Da Biondillo a Lupo, in 5 istituti lombardi incontrano gli ospiti: lezioni e tante domande

Simone Finotti

La letteratura di ogni tempo è costellata di «capolavori dal carcere»: dalla «Consolazione della filosofia» di Severino Boezio al «Lungo cammino» di Mandela, dalle «120 giornate» di De Sade al «De profundis» di Wilde, dall' «Età della ragione» di Paine alla «Filosofia matematica» di Russell. Senza scomodare il Pellico de «Le mie prigioni», il Casanova dei Piombi o persino i primi capitoli del Don Chisciotte, scritti da un Cervantes prigioniero dei pirati. La cosa non sorprende, perché ogni libro, in fondo, cerca risposte alle grandi domande. E di domande, nella solitudine di quelle quattro mura, te ne vengono parecchie. Forse sta qui il segreto del successo de «I detenuti domandano perché», alla seconda edizione dopo l'esordio, lo scorso anno, in occasione di Tempo di Libri.
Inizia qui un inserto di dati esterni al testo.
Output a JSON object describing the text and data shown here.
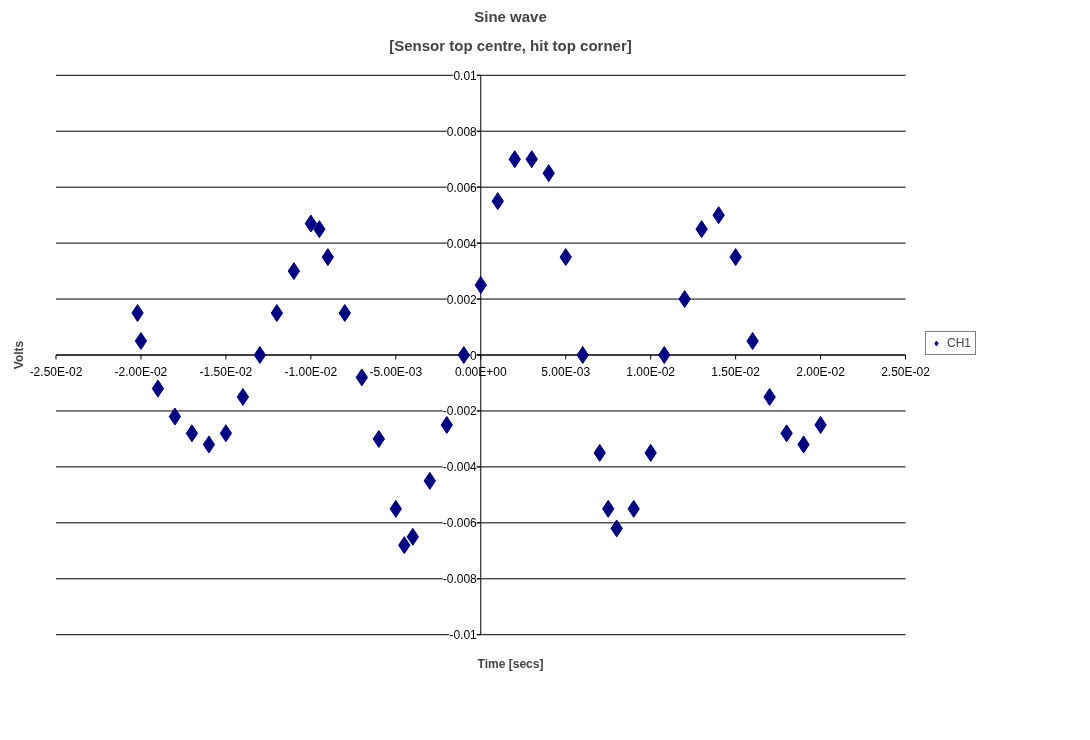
{
  "chart_data": {
    "type": "scatter",
    "title": "Sine wave",
    "subtitle": "[Sensor top centre, hit top corner]",
    "xlabel": "Time [secs]",
    "ylabel": "Volts",
    "xlim": [
      -0.025,
      0.025
    ],
    "xticks": [
      {
        "value": -0.025,
        "label": "-2.50E-02"
      },
      {
        "value": -0.02,
        "label": "-2.00E-02"
      },
      {
        "value": -0.015,
        "label": "-1.50E-02"
      },
      {
        "value": -0.01,
        "label": "-1.00E-02"
      },
      {
        "value": -0.005,
        "label": "-5.00E-03"
      },
      {
        "value": 0,
        "label": "0.00E+00"
      },
      {
        "value": 0.005,
        "label": "5.00E-03"
      },
      {
        "value": 0.01,
        "label": "1.00E-02"
      },
      {
        "value": 0.015,
        "label": "1.50E-02"
      },
      {
        "value": 0.02,
        "label": "2.00E-02"
      },
      {
        "value": 0.025,
        "label": "2.50E-02"
      }
    ],
    "ylim": [
      -0.01,
      0.01
    ],
    "yticks": [
      -0.01,
      -0.008,
      -0.006,
      -0.004,
      -0.002,
      0,
      0.002,
      0.004,
      0.006,
      0.008,
      0.01
    ],
    "grid": "y",
    "legend": "right",
    "marker": "diamond",
    "x": [
      -0.0202,
      -0.02,
      -0.019,
      -0.018,
      -0.017,
      -0.016,
      -0.015,
      -0.014,
      -0.013,
      -0.012,
      -0.011,
      -0.01,
      -0.0095,
      -0.009,
      -0.008,
      -0.007,
      -0.006,
      -0.005,
      -0.0045,
      -0.004,
      -0.003,
      -0.002,
      -0.001,
      0,
      0.001,
      0.002,
      0.003,
      0.004,
      0.005,
      0.006,
      0.007,
      0.0075,
      0.008,
      0.009,
      0.01,
      0.0108,
      0.012,
      0.013,
      0.014,
      0.015,
      0.016,
      0.017,
      0.018,
      0.019,
      0.02
    ],
    "series": [
      {
        "name": "CH1",
        "color": "#000080",
        "values": [
          0.0015,
          0.0005,
          -0.0012,
          -0.0022,
          -0.0028,
          -0.0032,
          -0.0028,
          -0.0015,
          0.0,
          0.0015,
          0.003,
          0.0047,
          0.0045,
          0.0035,
          0.0015,
          -0.0008,
          -0.003,
          -0.0055,
          -0.0068,
          -0.0065,
          -0.0045,
          -0.0025,
          0.0,
          0.0025,
          0.0055,
          0.007,
          0.007,
          0.0065,
          0.0035,
          0.0,
          -0.0035,
          -0.0055,
          -0.0062,
          -0.0055,
          -0.0035,
          0.0,
          0.002,
          0.0045,
          0.005,
          0.0035,
          0.0005,
          -0.0015,
          -0.0028,
          -0.0032,
          -0.0025
        ]
      }
    ]
  }
}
L'iniziativa, organizzata da Mediobanca, L'Arte del vivere con Lentezza e Kasa dei Libri, porta fino a settembre scrittori e poeti in 5 carceri lombarde: Pavia (dove gli incontri sono partiti il 19 marzo), Bollate, Vigevano e, a Milano, San Vittore e l'Istituto Beccaria. «Funziona così: un gruppo di educatori incontra i circa 200 detenuti coinvolti e raccoglie le loro domande più profonde. Queste vengono condivise con narratori e poeti che poi si recano nei vari penitenziari, accompagnati da volontari Mediobanca, incontrano i detenuti e ne discutono insieme a loro», spiega Andrea Kerbaker, fondatore della Kasa dei Libri e anima dell'iniziativa.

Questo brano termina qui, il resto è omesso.